Businessman and former Smer MP Bohumil Hanzel, who has stated that the Smer party traded official state posts in return for sponsorship money, has withdrawn a criminal complaint that he filed on May 25 concerning a threatening email sent to him, the TASR newswire reported.
Hanzel withdrew the complaint after a former Slovak Deputy Speaker of Parliament, Ján Majer, confessed that he had sent the e-mail and apologised to Hanzel for doing so.
“I think he's a simple man who did this under the influence of information presented by the media. If it was really him ... as it can never be ruled out that it wasn't really him,” Hanzel told TASR, adding that he took the matter seriously, but was not scared.
According to the Sme daily, Majer said that he wrote the e-mail to Hanzel due to a “serious illness and under the influence of various scribbles by journalists”. According to Majer, it was only a warning.
“I definitely didn't want to threaten him,” he claimed. The e-mail warned Hanzel that he'd better ‘shut up’.” Majer also wrote that Hanzel's business success was only based on his party membership [he was number 8 on Smer's slate in the 2002 election], a statement that Hanzel called nonsense, adding that he was in business for 20 years, while Smer has only a ten-year history.

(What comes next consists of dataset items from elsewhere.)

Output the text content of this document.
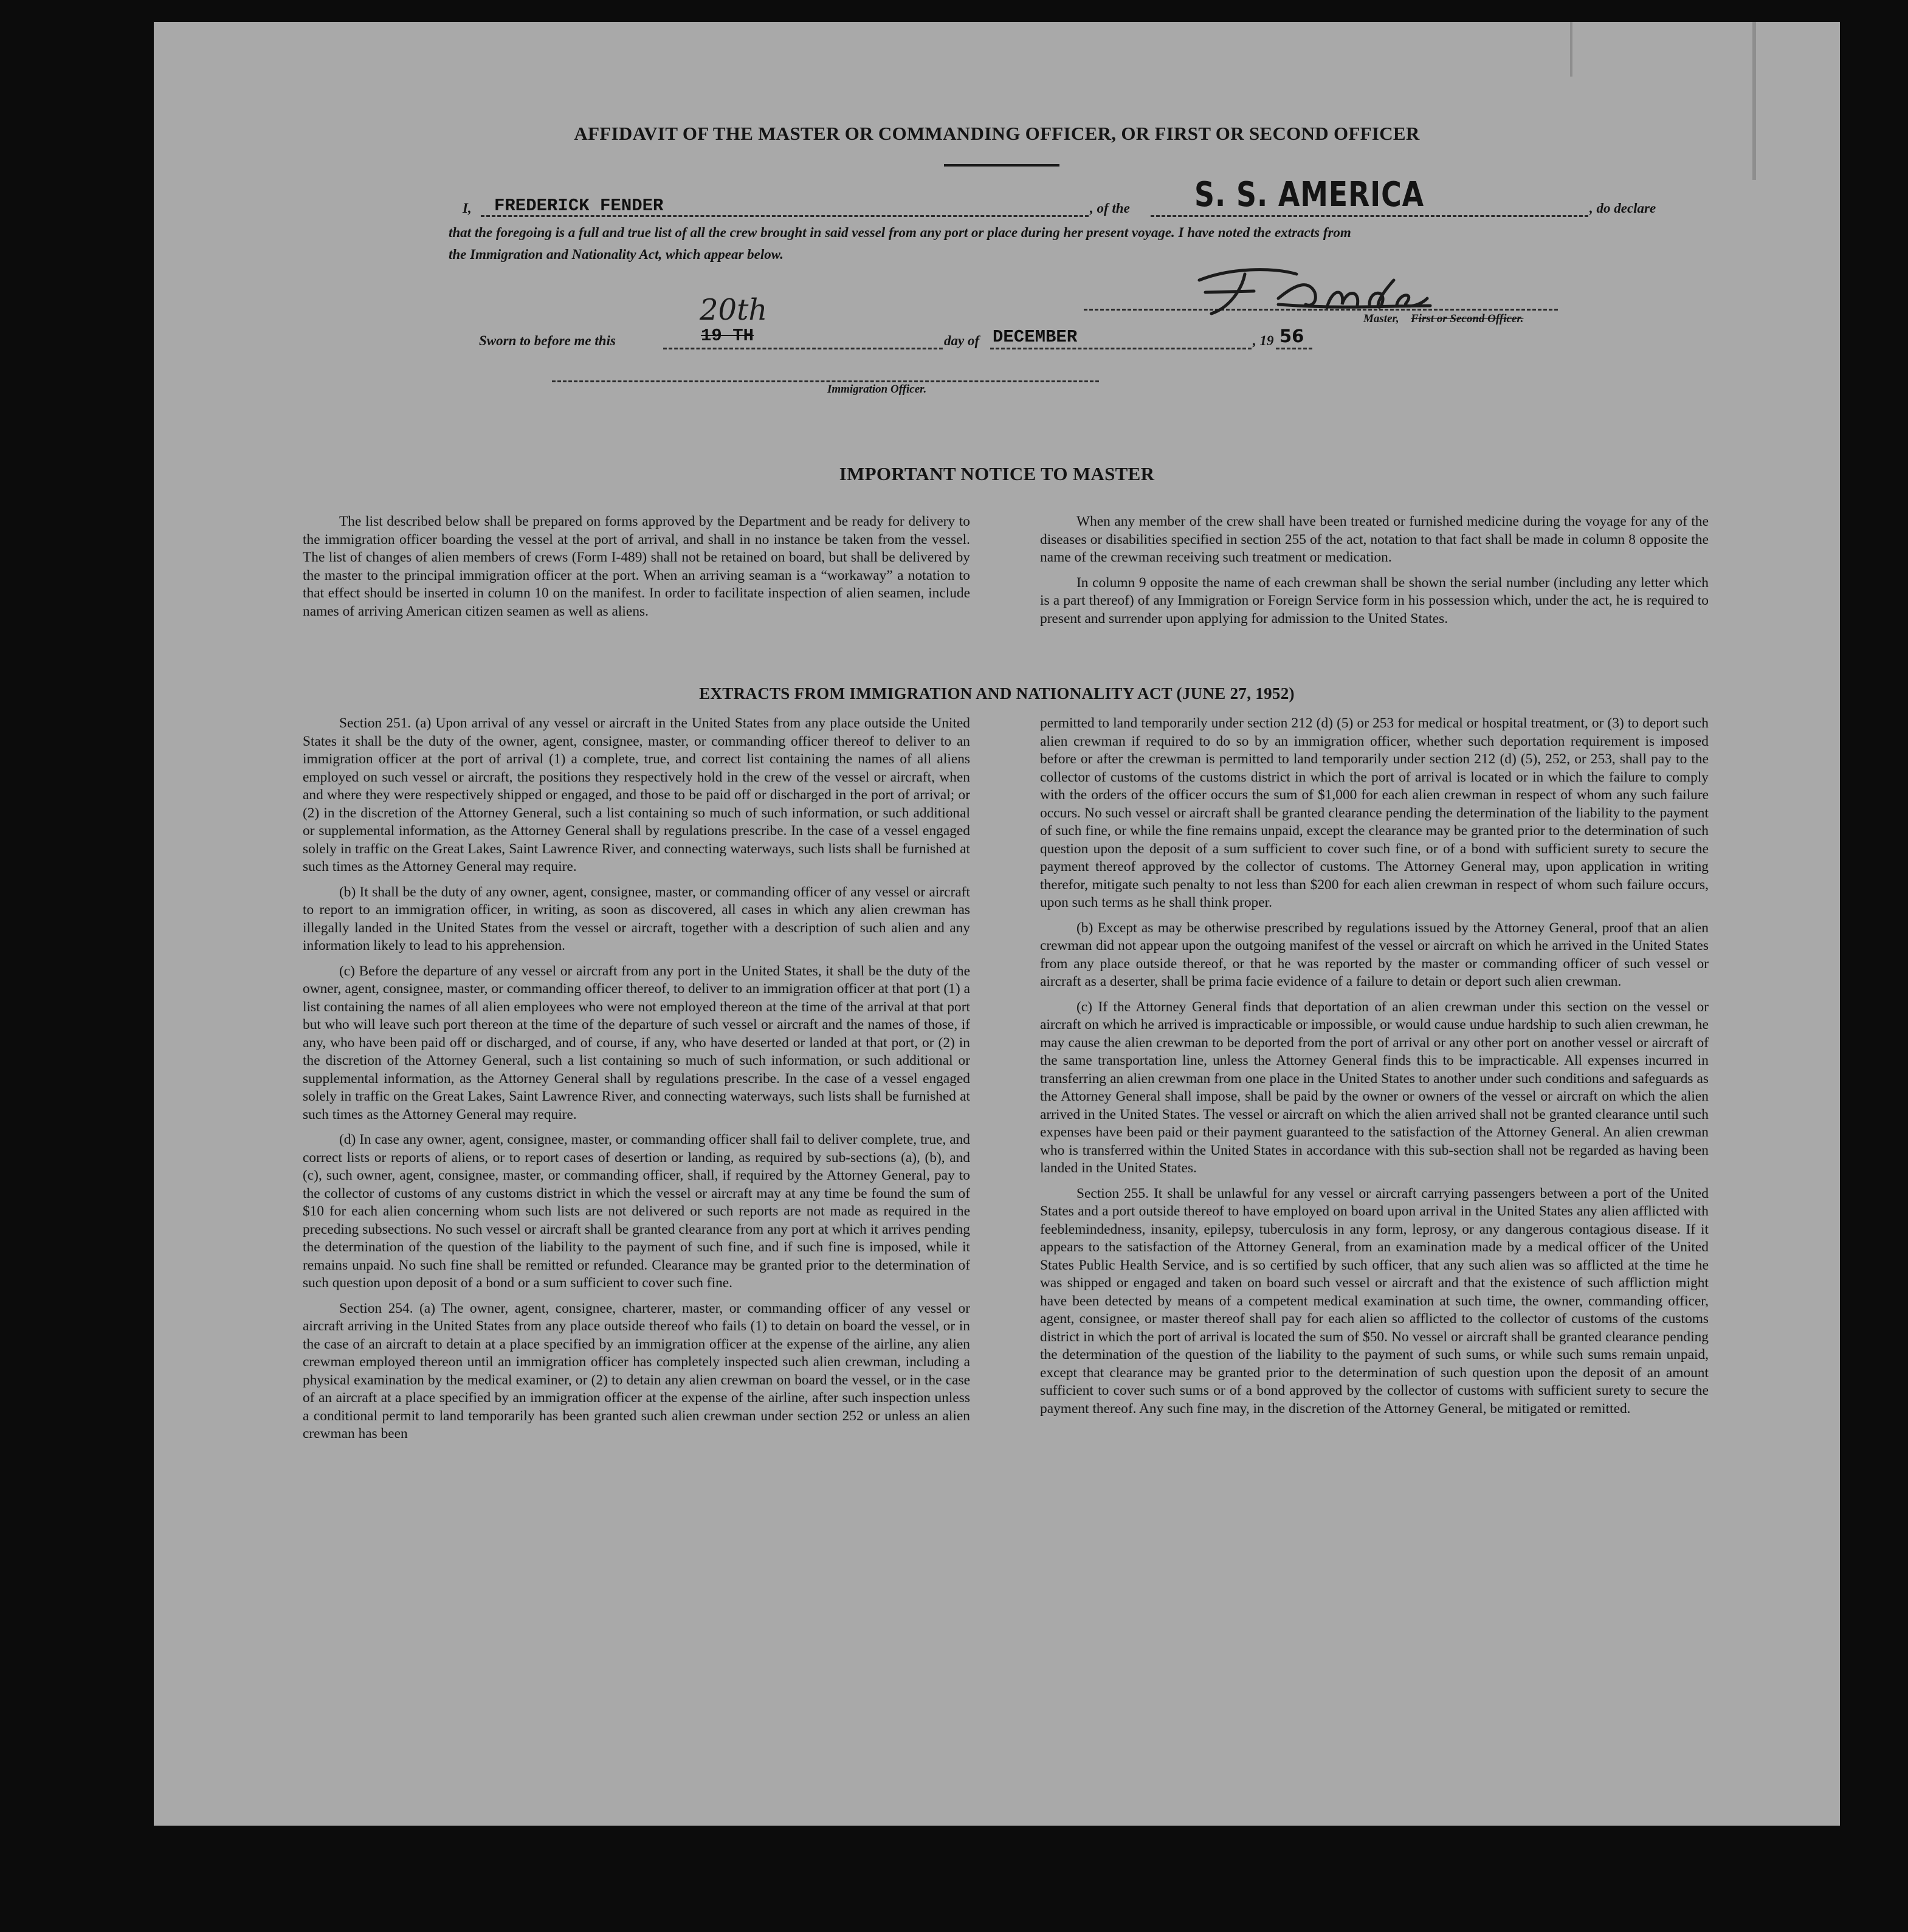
AFFIDAVIT OF THE MASTER OR COMMANDING OFFICER, OR FIRST OR SECOND OFFICER
I, FREDERICK FENDER	, of the S. S. AMERICA	, do declare
that the foregoing is a full and true list of all the crew brought in said vessel from any port or place during her present voyage. I have noted the extracts from
the Immigration and Nationality Act, which appear below.
Master, First or Second Officer.
Sworn to before me this
20th
19 TH	day of DECEMBER	, 19 56
Immigration Officer.
IMPORTANT NOTICE TO MASTER

The list described below shall be prepared on forms approved by the Department and be ready for delivery to the immigration officer boarding the vessel at the port of arrival, and shall in no instance be taken from the vessel. The list of changes of alien members of crews (Form I-489) shall not be retained on board, but shall be delivered by the master to the principal immigration officer at the port. When an arriving seaman is a “workaway” a notation to that effect should be inserted in column 10 on the manifest. In order to facilitate inspection of alien seamen, include names of arriving American citizen seamen as well as aliens.

When any member of the crew shall have been treated or furnished medicine during the voyage for any of the diseases or disabilities specified in section 255 of the act, notation to that fact shall be made in column 8 opposite the name of the crewman receiving such treatment or medication.

In column 9 opposite the name of each crewman shall be shown the serial number (including any letter which is a part thereof) of any Immigration or Foreign Service form in his possession which, under the act, he is required to present and surrender upon applying for admission to the United States.

EXTRACTS FROM IMMIGRATION AND NATIONALITY ACT (JUNE 27, 1952)

Section 251. (a) Upon arrival of any vessel or aircraft in the United States from any place outside the United States it shall be the duty of the owner, agent, consignee, master, or commanding officer thereof to deliver to an immigration officer at the port of arrival (1) a complete, true, and correct list containing the names of all aliens employed on such vessel or aircraft, the positions they respectively hold in the crew of the vessel or aircraft, when and where they were respectively shipped or engaged, and those to be paid off or discharged in the port of arrival; or (2) in the discretion of the Attorney General, such a list containing so much of such information, or such additional or supplemental information, as the Attorney General shall by regulations prescribe. In the case of a vessel engaged solely in traffic on the Great Lakes, Saint Lawrence River, and connecting waterways, such lists shall be furnished at such times as the Attorney General may require.

(b) It shall be the duty of any owner, agent, consignee, master, or commanding officer of any vessel or aircraft to report to an immigration officer, in writing, as soon as discovered, all cases in which any alien crewman has illegally landed in the United States from the vessel or aircraft, together with a description of such alien and any information likely to lead to his apprehension.

(c) Before the departure of any vessel or aircraft from any port in the United States, it shall be the duty of the owner, agent, consignee, master, or commanding officer thereof, to deliver to an immigration officer at that port (1) a list containing the names of all alien employees who were not employed thereon at the time of the arrival at that port but who will leave such port thereon at the time of the departure of such vessel or aircraft and the names of those, if any, who have been paid off or discharged, and of course, if any, who have deserted or landed at that port, or (2) in the discretion of the Attorney General, such a list containing so much of such information, or such additional or supplemental information, as the Attorney General shall by regulations prescribe. In the case of a vessel engaged solely in traffic on the Great Lakes, Saint Lawrence River, and connecting waterways, such lists shall be furnished at such times as the Attorney General may require.

(d) In case any owner, agent, consignee, master, or commanding officer shall fail to deliver complete, true, and correct lists or reports of aliens, or to report cases of desertion or landing, as required by sub-sections (a), (b), and (c), such owner, agent, consignee, master, or commanding officer, shall, if required by the Attorney General, pay to the collector of customs of any customs district in which the vessel or aircraft may at any time be found the sum of $10 for each alien concerning whom such lists are not delivered or such reports are not made as required in the preceding subsections. No such vessel or aircraft shall be granted clearance from any port at which it arrives pending the determination of the question of the liability to the payment of such fine, and if such fine is imposed, while it remains unpaid. No such fine shall be remitted or refunded. Clearance may be granted prior to the determination of such question upon deposit of a bond or a sum sufficient to cover such fine.

Section 254. (a) The owner, agent, consignee, charterer, master, or commanding officer of any vessel or aircraft arriving in the United States from any place outside thereof who fails (1) to detain on board the vessel, or in the case of an aircraft to detain at a place specified by an immigration officer at the expense of the airline, any alien crewman employed thereon until an immigration officer has completely inspected such alien crewman, including a physical examination by the medical examiner, or (2) to detain any alien crewman on board the vessel, or in the case of an aircraft at a place specified by an immigration officer at the expense of the airline, after such inspection unless a conditional permit to land temporarily has been granted such alien crewman under section 252 or unless an alien crewman has been

permitted to land temporarily under section 212 (d) (5) or 253 for medical or hospital treatment, or (3) to deport such alien crewman if required to do so by an immigration officer, whether such deportation requirement is imposed before or after the crewman is permitted to land temporarily under section 212 (d) (5), 252, or 253, shall pay to the collector of customs of the customs district in which the port of arrival is located or in which the failure to comply with the orders of the officer occurs the sum of $1,000 for each alien crewman in respect of whom any such failure occurs. No such vessel or aircraft shall be granted clearance pending the determination of the liability to the payment of such fine, or while the fine remains unpaid, except the clearance may be granted prior to the determination of such question upon the deposit of a sum sufficient to cover such fine, or of a bond with sufficient surety to secure the payment thereof approved by the collector of customs. The Attorney General may, upon application in writing therefor, mitigate such penalty to not less than $200 for each alien crewman in respect of whom such failure occurs, upon such terms as he shall think proper.

(b) Except as may be otherwise prescribed by regulations issued by the Attorney General, proof that an alien crewman did not appear upon the outgoing manifest of the vessel or aircraft on which he arrived in the United States from any place outside thereof, or that he was reported by the master or commanding officer of such vessel or aircraft as a deserter, shall be prima facie evidence of a failure to detain or deport such alien crewman.

(c) If the Attorney General finds that deportation of an alien crewman under this section on the vessel or aircraft on which he arrived is impracticable or impossible, or would cause undue hardship to such alien crewman, he may cause the alien crewman to be deported from the port of arrival or any other port on another vessel or aircraft of the same transportation line, unless the Attorney General finds this to be impracticable. All expenses incurred in transferring an alien crewman from one place in the United States to another under such conditions and safeguards as the Attorney General shall impose, shall be paid by the owner or owners of the vessel or aircraft on which the alien arrived in the United States. The vessel or aircraft on which the alien arrived shall not be granted clearance until such expenses have been paid or their payment guaranteed to the satisfaction of the Attorney General. An alien crewman who is transferred within the United States in accordance with this sub-section shall not be regarded as having been landed in the United States.

Section 255. It shall be unlawful for any vessel or aircraft carrying passengers between a port of the United States and a port outside thereof to have employed on board upon arrival in the United States any alien afflicted with feeblemindedness, insanity, epilepsy, tuberculosis in any form, leprosy, or any dangerous contagious disease. If it appears to the satisfaction of the Attorney General, from an examination made by a medical officer of the United States Public Health Service, and is so certified by such officer, that any such alien was so afflicted at the time he was shipped or engaged and taken on board such vessel or aircraft and that the existence of such affliction might have been detected by means of a competent medical examination at such time, the owner, commanding officer, agent, consignee, or master thereof shall pay for each alien so afflicted to the collector of customs of the customs district in which the port of arrival is located the sum of $50. No vessel or aircraft shall be granted clearance pending the determination of the question of the liability to the payment of such sums, or while such sums remain unpaid, except that clearance may be granted prior to the determination of such question upon the deposit of an amount sufficient to cover such sums or of a bond approved by the collector of customs with sufficient surety to secure the payment thereof. Any such fine may, in the discretion of the Attorney General, be mitigated or remitted.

Hanzel, who parted ways with the party in 2006, has said that he saw a notary-authenticated copy of an agreement between Smer and five sponsors concerning specified places on Smer's election slate. He also said that he personally attended many meetings with sponsors who provided some Sk60 million (€1.99 million) to the party in 2000-02. Smer chairman (and now Prime Minister) Robert Fico is also said to have solicited sponsors for the party.